Jimenez was a forcible, glamorous presence, fashion-conscious and physically stylish, her blindness undetectable behind tinted glasses and unguessable from her elegantly composed wardrobe. Her film Madre Alegria ("Mother Joy") helped to give flamenco a post-war reputation for glamour and colour, and like Om Kholsoum, the diva of the Arabic world, Jimenez was well-served by radio, her clear, intense voice cutting through atmospherics and crossing national boundaries.

In 1933, she married the singer Luquitas de Marchena (Luca Soto Martin), with whom she had five children, two of whom are now flamenco performers inheriting what was for Jimenez a hard-won comfort with stage performance; initially and instinctively she preferred intimate chamber settings.

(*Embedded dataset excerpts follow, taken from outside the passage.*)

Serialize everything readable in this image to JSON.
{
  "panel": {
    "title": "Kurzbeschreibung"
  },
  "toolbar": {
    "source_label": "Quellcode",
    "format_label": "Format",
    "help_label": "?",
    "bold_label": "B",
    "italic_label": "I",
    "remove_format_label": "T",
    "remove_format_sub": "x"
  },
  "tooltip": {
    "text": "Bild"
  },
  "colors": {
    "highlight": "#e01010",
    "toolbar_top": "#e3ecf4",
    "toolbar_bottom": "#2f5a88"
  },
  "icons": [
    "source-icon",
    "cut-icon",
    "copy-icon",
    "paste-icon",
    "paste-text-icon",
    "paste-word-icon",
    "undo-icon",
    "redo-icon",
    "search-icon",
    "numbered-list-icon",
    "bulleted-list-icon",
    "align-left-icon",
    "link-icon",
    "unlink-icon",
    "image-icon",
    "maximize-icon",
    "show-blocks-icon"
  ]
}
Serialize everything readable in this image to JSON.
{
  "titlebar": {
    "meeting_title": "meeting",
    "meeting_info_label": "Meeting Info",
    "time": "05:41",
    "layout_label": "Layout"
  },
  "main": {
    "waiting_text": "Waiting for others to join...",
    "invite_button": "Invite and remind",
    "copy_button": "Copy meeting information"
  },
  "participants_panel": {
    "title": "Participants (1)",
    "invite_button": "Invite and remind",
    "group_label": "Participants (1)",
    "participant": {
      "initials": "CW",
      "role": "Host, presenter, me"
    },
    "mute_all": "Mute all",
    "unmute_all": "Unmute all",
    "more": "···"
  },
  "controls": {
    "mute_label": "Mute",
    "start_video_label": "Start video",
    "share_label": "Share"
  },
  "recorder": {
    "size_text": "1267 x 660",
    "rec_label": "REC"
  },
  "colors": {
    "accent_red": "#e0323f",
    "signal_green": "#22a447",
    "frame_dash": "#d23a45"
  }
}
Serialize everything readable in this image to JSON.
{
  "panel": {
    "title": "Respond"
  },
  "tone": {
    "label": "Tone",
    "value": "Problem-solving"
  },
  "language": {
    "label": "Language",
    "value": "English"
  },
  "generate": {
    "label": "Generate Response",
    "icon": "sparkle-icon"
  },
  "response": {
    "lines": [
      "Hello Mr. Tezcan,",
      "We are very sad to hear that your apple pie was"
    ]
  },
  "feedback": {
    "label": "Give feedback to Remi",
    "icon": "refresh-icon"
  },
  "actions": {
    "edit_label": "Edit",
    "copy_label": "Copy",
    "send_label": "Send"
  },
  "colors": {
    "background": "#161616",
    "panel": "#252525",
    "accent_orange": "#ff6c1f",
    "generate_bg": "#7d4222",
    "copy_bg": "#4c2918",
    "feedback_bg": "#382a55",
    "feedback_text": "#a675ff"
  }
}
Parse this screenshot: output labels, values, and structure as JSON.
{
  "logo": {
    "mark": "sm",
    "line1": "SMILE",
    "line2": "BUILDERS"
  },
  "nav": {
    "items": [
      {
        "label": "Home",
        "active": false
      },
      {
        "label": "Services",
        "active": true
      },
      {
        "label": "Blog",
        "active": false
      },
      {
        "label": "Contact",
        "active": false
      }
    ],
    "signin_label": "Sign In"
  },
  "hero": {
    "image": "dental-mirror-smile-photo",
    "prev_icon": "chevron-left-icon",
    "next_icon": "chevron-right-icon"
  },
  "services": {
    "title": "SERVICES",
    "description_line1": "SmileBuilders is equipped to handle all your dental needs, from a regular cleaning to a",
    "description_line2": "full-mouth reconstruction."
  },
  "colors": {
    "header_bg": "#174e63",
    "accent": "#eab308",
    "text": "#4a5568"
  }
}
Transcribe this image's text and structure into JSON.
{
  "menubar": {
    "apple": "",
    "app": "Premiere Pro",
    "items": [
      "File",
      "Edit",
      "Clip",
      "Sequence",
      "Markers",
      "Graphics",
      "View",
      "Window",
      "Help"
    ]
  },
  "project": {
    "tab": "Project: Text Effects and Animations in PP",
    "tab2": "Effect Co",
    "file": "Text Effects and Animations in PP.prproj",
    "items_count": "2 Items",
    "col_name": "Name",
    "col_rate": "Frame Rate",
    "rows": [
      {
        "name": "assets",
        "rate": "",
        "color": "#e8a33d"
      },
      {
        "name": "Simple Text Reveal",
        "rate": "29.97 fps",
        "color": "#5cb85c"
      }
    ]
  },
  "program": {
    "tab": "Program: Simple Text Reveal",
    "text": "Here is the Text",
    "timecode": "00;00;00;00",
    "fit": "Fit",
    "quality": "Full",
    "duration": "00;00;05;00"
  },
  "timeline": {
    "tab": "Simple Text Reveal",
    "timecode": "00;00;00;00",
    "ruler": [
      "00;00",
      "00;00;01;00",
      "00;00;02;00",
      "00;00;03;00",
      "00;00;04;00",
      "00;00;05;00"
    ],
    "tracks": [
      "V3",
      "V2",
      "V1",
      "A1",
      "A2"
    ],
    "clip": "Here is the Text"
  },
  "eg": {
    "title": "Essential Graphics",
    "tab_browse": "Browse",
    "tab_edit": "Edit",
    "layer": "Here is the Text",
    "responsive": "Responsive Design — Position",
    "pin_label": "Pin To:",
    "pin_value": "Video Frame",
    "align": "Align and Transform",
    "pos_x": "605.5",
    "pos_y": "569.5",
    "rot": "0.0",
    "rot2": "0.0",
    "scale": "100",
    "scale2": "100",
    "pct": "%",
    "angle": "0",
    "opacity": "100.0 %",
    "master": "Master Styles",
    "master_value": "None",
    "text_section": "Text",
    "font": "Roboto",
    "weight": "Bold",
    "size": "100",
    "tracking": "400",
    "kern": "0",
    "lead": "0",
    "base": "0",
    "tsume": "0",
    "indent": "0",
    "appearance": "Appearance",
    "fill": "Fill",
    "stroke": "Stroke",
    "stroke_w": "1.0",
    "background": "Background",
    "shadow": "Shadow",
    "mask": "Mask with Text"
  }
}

Ironically, Jimenez was to have received the Spanish Gold Medal for the Arts from King Juan Carlos this week, underlining a long delay in official recognition of flamenco. The sheer length of her career, her enormous technical range and sheer elegance guarantee her place in the history of European music.

Brian Morton

Dolores Jimenez Alcantara ("La Nina de La Puebla"), singer: born Puebla de Cazalla, Spain July 1909; married 1933 Luca Soto Martin (five children); died Malaga, Spain 14 June 1999.